Once Claude picks the product, the next step is generating the video.

This is where Krafie becomes the production layer.

The workflow in the video used Krafie to:

  • open the video studio
  • select the right model
  • set the video to portrait mode
  • disable generated audio
  • upload the AI avatar
  • use the product image as the reference
  • build a JSON-style multi-angle prompt for the final video

The goal was to make a short, high-quality fashion video where the AI model shows off the outfit from multiple angles in a way that feels like a proper TikTok Shop affiliate video.

And it worked.

The final example shown was a simple but usable fashion video of the generated model moving in the outfit and showing it from different angles — exactly the kind of clip that can function as bottom-of-the-funnel content. 


Why This Is Better Than Doing It All Manually

Because the boring parts add up fast.

If you are doing this yourself every day, you have to:

  • research products
  • decide what is worth testing
  • set up the avatar and scene
  • write the prompts
  • generate the video
  • repeat again and again

Claude reduces the amount of manual clicking and thinking required. It does not replace your judgment, but it takes a lot of repetitive work off your plate.


It Still Makes Mistakes

This part matters too: the workflow is powerful, but it is not flawless.

In the live demo, Claude struggled with a few things:

  • clicking the correct launch-date filter initially
  • grabbing the right product image URL
  • recognizing some successful steps without being told

But the point of the test was that once you correct those mistakes, Claude starts learning the pattern. The more you refine the workflow, the more stable the process becomes.

So no, this is not perfect automation from day one. It is closer to trainable automation.


The Big Warning: Video Automation Is Expensive

This is the part people need to hear.

Compared to AI image generation, AI video generation is expensive.

Even if you are using one of the cheaper platforms per video, it still adds up. Then you layer on Claude subscription costs, maybe extra Claude usage, maybe a separate computer, and suddenly this is no longer some “free side hustle hack.”

It can absolutely still make sense financially, but only if you think about it like a business and manage costs properly.

The video specifically points out:

  • cheap Claude plans run out fast
  • extra usage can be enabled, but needs a cap
  • video generation itself is one of the main cost centers

So if you automate this aggressively without watching usage, you can burn money fast.


What I’d Actually Automate

If I were using this in a real long-term system, I would automate:

  • finding products
  • creating the video prompts
  • building the videos
  • repeating the workflow across multiple product opportunities

But I would still keep posting manual.

That is the best balance:

  • AI handles the time-consuming production work
  • you keep the part that affects platform distribution most

That way you get speed without tanking your reach.


Why Krafie Makes This Easier

The reason this workflow makes sense inside Krafie is because it is not just a random AI video tool.

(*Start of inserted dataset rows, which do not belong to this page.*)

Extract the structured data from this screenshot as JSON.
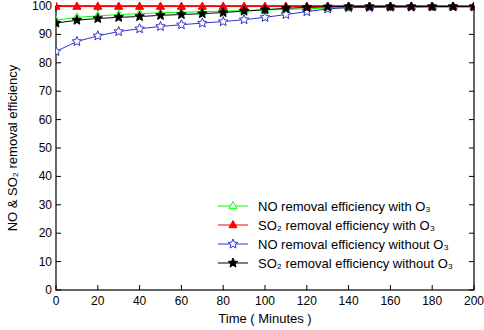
{
  "chart_data": {
    "type": "line",
    "x_label": "Time ( Minutes )",
    "y_label": "NO & SO₂ removal efficiency",
    "x": [
      0,
      10,
      20,
      30,
      40,
      50,
      60,
      70,
      80,
      90,
      100,
      110,
      120,
      130,
      140,
      150,
      160,
      170,
      180,
      190,
      200
    ],
    "series": [
      {
        "name": "NO  removal efficiency with O₃",
        "color": "#00ff00",
        "marker": "triangle-open",
        "line_style": "solid",
        "values": [
          95,
          96,
          96.5,
          97,
          97.3,
          97.6,
          97.8,
          98,
          98.2,
          98.4,
          98.6,
          98.8,
          99,
          99.3,
          99.5,
          99.6,
          99.7,
          99.8,
          99.8,
          99.9,
          99.9
        ]
      },
      {
        "name": "SO₂ removal efficiency with O₃",
        "color": "#ff0000",
        "marker": "triangle",
        "line_style": "solid",
        "values": [
          99.8,
          99.8,
          99.8,
          99.8,
          99.8,
          99.8,
          99.8,
          99.8,
          99.8,
          99.8,
          99.8,
          99.8,
          99.8,
          99.8,
          99.8,
          99.8,
          99.8,
          99.8,
          99.8,
          99.8,
          99.8
        ]
      },
      {
        "name": "NO  removal efficiency without O₃",
        "color": "#3333cc",
        "marker": "star-open",
        "line_style": "solid",
        "values": [
          84,
          87.5,
          89.5,
          91,
          92,
          92.8,
          93.4,
          94,
          94.5,
          95.2,
          96,
          97,
          98,
          99,
          99.4,
          99.5,
          99.6,
          99.6,
          99.7,
          99.7,
          99.7
        ]
      },
      {
        "name": "SO₂ removal efficiency without O₃",
        "color": "#000000",
        "marker": "star",
        "line_style": "solid",
        "values": [
          94,
          95,
          95.6,
          96,
          96.3,
          96.7,
          97,
          97.3,
          97.7,
          98.2,
          98.7,
          99.2,
          99.5,
          99.7,
          99.8,
          99.8,
          99.8,
          99.8,
          99.8,
          99.8,
          99.8
        ]
      }
    ],
    "xlim": [
      0,
      200
    ],
    "xticks": [
      0,
      20,
      40,
      60,
      80,
      100,
      120,
      140,
      160,
      180,
      200
    ],
    "ylim": [
      0,
      100
    ],
    "yticks": [
      0,
      10,
      20,
      30,
      40,
      50,
      60,
      70,
      80,
      90,
      100
    ],
    "grid": false,
    "legend": "lower right"
  }
}
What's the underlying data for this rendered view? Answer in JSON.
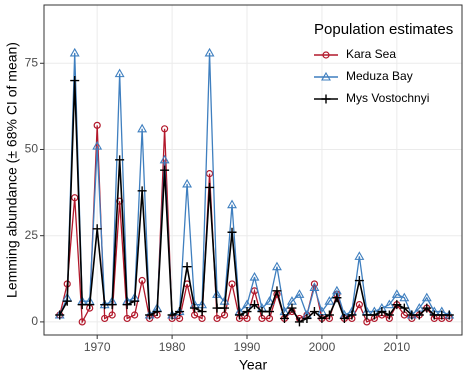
{
  "chart_data": {
    "type": "line",
    "x_label": "Year",
    "y_label": "Lemming abundance (± 68% CI of mean)",
    "legend_title": "Population estimates",
    "legend_position": "top-right",
    "grid": true,
    "x": [
      1965,
      1966,
      1967,
      1968,
      1969,
      1970,
      1971,
      1972,
      1973,
      1974,
      1975,
      1976,
      1977,
      1978,
      1979,
      1980,
      1981,
      1982,
      1983,
      1984,
      1985,
      1986,
      1987,
      1988,
      1989,
      1990,
      1991,
      1992,
      1993,
      1994,
      1995,
      1996,
      1997,
      1998,
      1999,
      2000,
      2001,
      2002,
      2003,
      2004,
      2005,
      2006,
      2007,
      2008,
      2009,
      2010,
      2011,
      2012,
      2013,
      2014,
      2015,
      2016,
      2017
    ],
    "series": [
      {
        "name": "Kara Sea",
        "color": "#b2182b",
        "marker": "circle",
        "values": [
          2,
          11,
          36,
          0,
          4,
          57,
          1,
          2,
          35,
          1,
          2,
          12,
          1,
          2,
          56,
          1,
          1,
          11,
          2,
          1,
          43,
          1,
          2,
          11,
          1,
          1,
          9,
          1,
          1,
          8,
          1,
          3,
          1,
          2,
          11,
          1,
          1,
          8,
          1,
          1,
          5,
          0,
          1,
          2,
          1,
          5,
          2,
          1,
          2,
          4,
          1,
          1,
          1
        ]
      },
      {
        "name": "Meduza Bay",
        "color": "#3f7fbf",
        "marker": "triangle",
        "values": [
          2,
          7,
          78,
          6,
          6,
          51,
          5,
          6,
          72,
          6,
          7,
          56,
          2,
          4,
          47,
          2,
          3,
          40,
          5,
          5,
          78,
          8,
          6,
          34,
          3,
          5,
          13,
          4,
          6,
          16,
          3,
          6,
          8,
          2,
          10,
          3,
          6,
          9,
          2,
          3,
          19,
          3,
          3,
          4,
          5,
          8,
          7,
          2,
          4,
          7,
          3,
          3,
          2
        ]
      },
      {
        "name": "Mys Vostochnyi",
        "color": "#000000",
        "marker": "plus",
        "values": [
          2,
          6,
          70,
          5,
          5,
          27,
          5,
          5,
          47,
          5,
          6,
          38,
          2,
          3,
          44,
          2,
          3,
          16,
          4,
          3,
          39,
          4,
          4,
          26,
          2,
          3,
          5,
          3,
          3,
          9,
          1,
          4,
          0,
          1,
          3,
          1,
          2,
          7,
          1,
          2,
          12,
          2,
          2,
          3,
          2,
          5,
          4,
          2,
          2,
          4,
          2,
          2,
          2
        ]
      }
    ],
    "xlim": [
      1962.9,
      2018.7
    ],
    "xticks": [
      1970,
      1980,
      1990,
      2000,
      2010
    ],
    "ylim": [
      -3.8,
      91.9
    ],
    "yticks": [
      0,
      25,
      50,
      75
    ]
  }
}
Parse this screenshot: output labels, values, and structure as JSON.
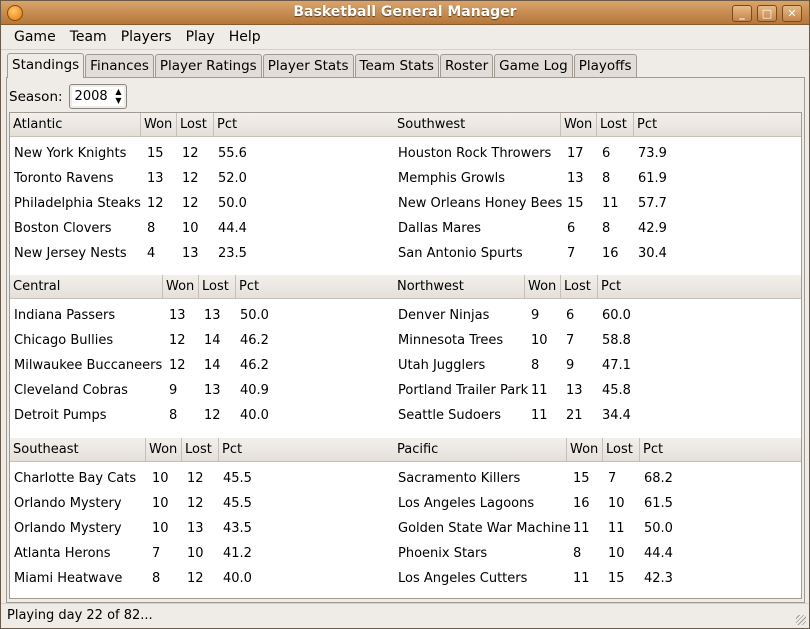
{
  "window": {
    "title": "Basketball General Manager"
  },
  "menu": [
    "Game",
    "Team",
    "Players",
    "Play",
    "Help"
  ],
  "tabs": [
    "Standings",
    "Finances",
    "Player Ratings",
    "Player Stats",
    "Team Stats",
    "Roster",
    "Game Log",
    "Playoffs"
  ],
  "season": {
    "label": "Season:",
    "value": "2008"
  },
  "columns": {
    "won": "Won",
    "lost": "Lost",
    "pct": "Pct"
  },
  "divisions": [
    {
      "name": "Atlantic",
      "teams": [
        [
          "New York Knights",
          "15",
          "12",
          "55.6"
        ],
        [
          "Toronto Ravens",
          "13",
          "12",
          "52.0"
        ],
        [
          "Philadelphia Steaks",
          "12",
          "12",
          "50.0"
        ],
        [
          "Boston Clovers",
          "8",
          "10",
          "44.4"
        ],
        [
          "New Jersey Nests",
          "4",
          "13",
          "23.5"
        ]
      ]
    },
    {
      "name": "Southwest",
      "teams": [
        [
          "Houston Rock Throwers",
          "17",
          "6",
          "73.9"
        ],
        [
          "Memphis Growls",
          "13",
          "8",
          "61.9"
        ],
        [
          "New Orleans Honey Bees",
          "15",
          "11",
          "57.7"
        ],
        [
          "Dallas Mares",
          "6",
          "8",
          "42.9"
        ],
        [
          "San Antonio Spurts",
          "7",
          "16",
          "30.4"
        ]
      ]
    },
    {
      "name": "Central",
      "teams": [
        [
          "Indiana Passers",
          "13",
          "13",
          "50.0"
        ],
        [
          "Chicago Bullies",
          "12",
          "14",
          "46.2"
        ],
        [
          "Milwaukee Buccaneers",
          "12",
          "14",
          "46.2"
        ],
        [
          "Cleveland Cobras",
          "9",
          "13",
          "40.9"
        ],
        [
          "Detroit Pumps",
          "8",
          "12",
          "40.0"
        ]
      ]
    },
    {
      "name": "Northwest",
      "teams": [
        [
          "Denver Ninjas",
          "9",
          "6",
          "60.0"
        ],
        [
          "Minnesota Trees",
          "10",
          "7",
          "58.8"
        ],
        [
          "Utah Jugglers",
          "8",
          "9",
          "47.1"
        ],
        [
          "Portland Trailer Park",
          "11",
          "13",
          "45.8"
        ],
        [
          "Seattle Sudoers",
          "11",
          "21",
          "34.4"
        ]
      ]
    },
    {
      "name": "Southeast",
      "teams": [
        [
          "Charlotte Bay Cats",
          "10",
          "12",
          "45.5"
        ],
        [
          "Orlando Mystery",
          "10",
          "12",
          "45.5"
        ],
        [
          "Orlando Mystery",
          "10",
          "13",
          "43.5"
        ],
        [
          "Atlanta Herons",
          "7",
          "10",
          "41.2"
        ],
        [
          "Miami Heatwave",
          "8",
          "12",
          "40.0"
        ]
      ]
    },
    {
      "name": "Pacific",
      "teams": [
        [
          "Sacramento Killers",
          "15",
          "7",
          "68.2"
        ],
        [
          "Los Angeles Lagoons",
          "16",
          "10",
          "61.5"
        ],
        [
          "Golden State War Machine",
          "11",
          "11",
          "50.0"
        ],
        [
          "Phoenix Stars",
          "8",
          "10",
          "44.4"
        ],
        [
          "Los Angeles Cutters",
          "11",
          "15",
          "42.3"
        ]
      ]
    }
  ],
  "status": "Playing day 22 of 82..."
}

Krafie is set up as an ecosystem for people monetizing digital products and content. So instead of stitching together a research tool, an image tool, a video tool, and storage across five different apps, you can do the main parts of the workflow in one place.

That matters a lot for agent workflows, because every extra tool usually means more friction and more chances for the automation to break.


Final Thoughts

So, can you automate TikTok Shop affiliate video creation with Claude and AI?

Yes.

Can you fully automate everything, including posting, with no downside?

Not if you care about results.

The smartest version of this is:

  1. Build a distinctive AI model
  2. Use Claude Cowork to research low-competition products
  3. Generate the videos automatically inside Krafie
  4. Post the best ones manually from your phone
  5. Repeat the process at scale

That gives you the upside of automation without sabotaging the part TikTok still rewards most: native-feeling posting behavior.

And if you want to build that workflow in one place, Krafie is the platform the tutorial uses for the video generation and avatar side of the system.

Bottom line: let AI do the busy work, but keep your human judgment where it matters.